No resultó una decisión muy prudente para él, porque en el 833 el primogénito traicionó a su padre y lo apresó de nuevo. Judith fue enviada a Italia en esta ocasión, y Carlos encerrado en una abadía para iniciarlo en la vida monástica y animarlo a seguirla. 

Sin embargo, la indignación general puso en fuga a Lotario. Al conocer la noticia, los partidarios de Judith la conducen a Aix, donde se reúne con su esposo. Para lavar las calumnias de las que había sido objeto, no fue admitida en el lecho imperial hasta haber prestado juramento ante el pueblo, sobre su honor y por la fe cristiana, de que nunca había sido infiel a su esposo y que era inocente de los crímenes de los que se la había acusado. 

Mientras tanto Lotario, en su huida, había logrado apoderarse de Chalon-sur-Saône tras una batalla en la que perdía la vida otro hermano de Bernardo, Gaucelmo. La hermana de ambos, una monja llamada Gerberga, compartió su triste destino y fue arrojada al río como se hacía con los criminales. 

Denario de Lotario

A la muerte de Pipino de Aquitania a finales del 838, Ludovico entrega esta provincia a Carlos. El joven príncipe parte con su madre para tomar posesión, pero entonces reciben la noticia de que el emperador había fallecido en Metz el 20 de junio de 840. “Lotario, al conocer la muerte de su padre, inmediatamente envió mensajeros por todas partes… anunciando que vendría a tomar posesión del Imperio que su padre el emperador le había entregado, y que prometía conservar a cada uno los beneficios concedidos por su padre e incluso hallar el medio de acrecentarlos… Ordenó también que se le prestase juramento y que se acudiese a su encuentro lo más rápido posible, amenazando con la pena capital a aquellos que se negaran.” 

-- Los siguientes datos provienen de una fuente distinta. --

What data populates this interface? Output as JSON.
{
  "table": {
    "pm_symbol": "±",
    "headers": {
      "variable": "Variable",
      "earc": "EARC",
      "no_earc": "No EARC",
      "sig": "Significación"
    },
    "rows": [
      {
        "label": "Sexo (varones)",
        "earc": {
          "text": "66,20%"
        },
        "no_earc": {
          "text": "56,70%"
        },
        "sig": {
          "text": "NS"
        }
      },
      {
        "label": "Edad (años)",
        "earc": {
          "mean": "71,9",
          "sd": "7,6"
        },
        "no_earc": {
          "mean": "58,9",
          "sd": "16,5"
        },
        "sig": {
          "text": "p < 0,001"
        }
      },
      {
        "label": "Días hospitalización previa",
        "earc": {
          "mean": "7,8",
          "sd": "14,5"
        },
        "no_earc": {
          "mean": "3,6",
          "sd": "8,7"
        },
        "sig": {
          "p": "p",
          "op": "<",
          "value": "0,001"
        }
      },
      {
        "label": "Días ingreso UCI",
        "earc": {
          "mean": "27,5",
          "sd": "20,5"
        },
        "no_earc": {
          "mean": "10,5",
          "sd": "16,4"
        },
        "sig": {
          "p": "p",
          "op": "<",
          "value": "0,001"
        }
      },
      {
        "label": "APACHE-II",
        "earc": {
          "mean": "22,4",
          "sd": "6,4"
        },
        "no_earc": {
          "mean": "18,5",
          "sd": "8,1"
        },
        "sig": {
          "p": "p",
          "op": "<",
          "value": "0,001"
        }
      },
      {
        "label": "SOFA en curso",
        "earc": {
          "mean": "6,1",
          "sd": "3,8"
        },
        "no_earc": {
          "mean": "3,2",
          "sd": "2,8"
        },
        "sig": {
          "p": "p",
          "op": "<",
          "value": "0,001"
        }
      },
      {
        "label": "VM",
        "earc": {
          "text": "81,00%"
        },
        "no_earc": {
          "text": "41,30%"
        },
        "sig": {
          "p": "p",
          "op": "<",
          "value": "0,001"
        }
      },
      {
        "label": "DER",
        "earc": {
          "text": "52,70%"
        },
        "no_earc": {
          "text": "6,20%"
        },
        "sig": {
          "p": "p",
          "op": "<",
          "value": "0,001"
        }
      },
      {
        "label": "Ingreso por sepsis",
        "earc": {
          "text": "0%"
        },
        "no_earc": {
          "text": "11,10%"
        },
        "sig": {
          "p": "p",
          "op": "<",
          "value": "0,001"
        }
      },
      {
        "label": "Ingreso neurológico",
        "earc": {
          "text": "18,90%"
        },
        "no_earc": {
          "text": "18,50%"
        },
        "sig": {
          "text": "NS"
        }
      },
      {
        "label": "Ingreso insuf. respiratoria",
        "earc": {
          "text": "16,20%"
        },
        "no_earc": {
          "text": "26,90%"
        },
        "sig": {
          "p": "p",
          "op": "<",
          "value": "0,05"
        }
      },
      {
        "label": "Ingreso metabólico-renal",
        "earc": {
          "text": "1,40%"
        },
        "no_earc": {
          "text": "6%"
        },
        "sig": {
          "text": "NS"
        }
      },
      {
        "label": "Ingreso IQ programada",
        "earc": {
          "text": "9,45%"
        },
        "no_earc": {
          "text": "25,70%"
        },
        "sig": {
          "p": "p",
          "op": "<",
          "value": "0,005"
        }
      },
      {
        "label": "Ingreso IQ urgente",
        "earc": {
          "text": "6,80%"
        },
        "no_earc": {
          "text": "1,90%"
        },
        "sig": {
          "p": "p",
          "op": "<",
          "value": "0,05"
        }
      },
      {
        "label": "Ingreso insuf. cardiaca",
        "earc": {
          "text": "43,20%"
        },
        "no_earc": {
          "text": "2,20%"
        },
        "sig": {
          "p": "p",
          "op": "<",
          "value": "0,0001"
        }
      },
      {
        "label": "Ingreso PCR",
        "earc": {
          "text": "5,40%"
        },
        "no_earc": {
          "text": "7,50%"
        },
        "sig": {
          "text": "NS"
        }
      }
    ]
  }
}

Durante tres años madre e hijo tratan de ganar su reino con la energía que da la desesperación. En el 842 se pronuncia el Juramento de Estrasburgo, al que sigue el tratado de Verdún al año siguiente. El tratado era la ratificación de un reparto según el cual Carlos era reconocido como rey en la parte occidental del Imperio, es decir, de Francia; Luis en la oriental, y Lotario depositario de la dignidad imperial en un territorio situado entre ambos. Se quiso así garantizar la paz a costa de la unidad del Imperio. 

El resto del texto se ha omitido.